Five of the organisations stated that they measured medium-to long-term recovery outcomes or engaged in either formal or informal follow-up with individuals who had used their services. Two stated that they do not measure long-term outcomes. Four mentioned holding data on former residents for periods as long as 18 years but it was unclear if this referred to keeping data for an extended period of time, or if it related to long-term monitoring of recovery outcomes in individuals.
The five organisations who reported long-term measurement of outcomes described doing so for durations ranging from 18 months to 5 years. One facility reported undertaking informal follow-up with former residents for up to 14 years.
2.6 Links to Recovery Organisations and Mutual Aid
Facilities provided data regarding their links to recovery communities and mutual aid. All 13 of the facilities offered in-house mutual aid, and the vast majority (92%, n=12) linked residents to other recovery organisations upon completion of their programme. The majority (92%, n=12) also provided residents links to mutual aid organisations upon programme completion, while 23% maintained unspecified other links to recovery communities and mutual aid.
Five facilities provided their rehab completion rates (measured against a full program duration).
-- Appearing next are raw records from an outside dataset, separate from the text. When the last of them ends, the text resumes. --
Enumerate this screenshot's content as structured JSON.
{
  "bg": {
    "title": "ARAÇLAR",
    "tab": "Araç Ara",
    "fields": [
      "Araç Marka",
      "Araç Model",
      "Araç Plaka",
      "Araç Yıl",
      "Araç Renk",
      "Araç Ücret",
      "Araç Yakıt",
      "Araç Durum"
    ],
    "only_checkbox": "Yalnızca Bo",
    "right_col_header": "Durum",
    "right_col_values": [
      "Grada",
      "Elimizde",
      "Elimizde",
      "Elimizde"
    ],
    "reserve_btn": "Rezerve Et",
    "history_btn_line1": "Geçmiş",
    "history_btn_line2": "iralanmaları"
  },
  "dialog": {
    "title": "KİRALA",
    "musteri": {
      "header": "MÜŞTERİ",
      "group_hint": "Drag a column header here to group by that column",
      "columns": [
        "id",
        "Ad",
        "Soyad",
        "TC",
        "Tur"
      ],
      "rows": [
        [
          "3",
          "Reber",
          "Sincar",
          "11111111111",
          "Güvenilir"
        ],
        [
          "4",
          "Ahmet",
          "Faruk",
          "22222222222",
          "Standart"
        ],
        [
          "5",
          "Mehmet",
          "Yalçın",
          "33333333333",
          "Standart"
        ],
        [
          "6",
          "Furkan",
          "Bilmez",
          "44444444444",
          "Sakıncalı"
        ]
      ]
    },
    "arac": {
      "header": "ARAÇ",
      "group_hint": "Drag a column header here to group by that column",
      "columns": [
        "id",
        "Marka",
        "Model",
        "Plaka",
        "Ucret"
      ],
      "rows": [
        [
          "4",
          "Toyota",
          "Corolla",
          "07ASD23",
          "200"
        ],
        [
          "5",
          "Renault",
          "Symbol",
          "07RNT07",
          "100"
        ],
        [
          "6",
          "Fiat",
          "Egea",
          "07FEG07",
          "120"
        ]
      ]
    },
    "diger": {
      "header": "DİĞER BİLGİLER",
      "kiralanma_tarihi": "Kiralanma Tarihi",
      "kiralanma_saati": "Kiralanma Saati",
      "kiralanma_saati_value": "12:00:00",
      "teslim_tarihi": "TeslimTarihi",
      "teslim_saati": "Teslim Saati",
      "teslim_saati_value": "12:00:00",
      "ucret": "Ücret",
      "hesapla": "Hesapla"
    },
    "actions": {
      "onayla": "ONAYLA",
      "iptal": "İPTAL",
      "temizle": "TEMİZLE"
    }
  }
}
One stated that they do not have a full programme duration, while another stated that their discharge and completion rates were not available.
Across these five facilities there was an average completion rate of 65.4%. In four out of these five facilities, more than two-thirds of those completed their full programme duration, while only 24% of those attending one facility completed their programmes. The highest completion rate was 88%. In four of these five facilities, more than two thirds of individuals completed their full programme.
The data highlighted, however, the challenges in effectively measuring outcomes across residential rehabilitation facilities. Foremost, there is no standardised provision; the programmes and services offered across these thirteen facilities ranged substantially in nature. Linked to this, programme durations ranged from five weeks to over a year. Further, these facilities cater for different populations – focusing on a combination of drugs or alcohol, or both, and serving different demographics. Additionally, some have relatively exclusive entry criteria, while others have more relaxed entry requirements. The lack of comparability between outcomes across facilities is compounded by the lack of universal outcomes tools. Further work is therefore required in order to disentangle what length and type of programme works for particular groups.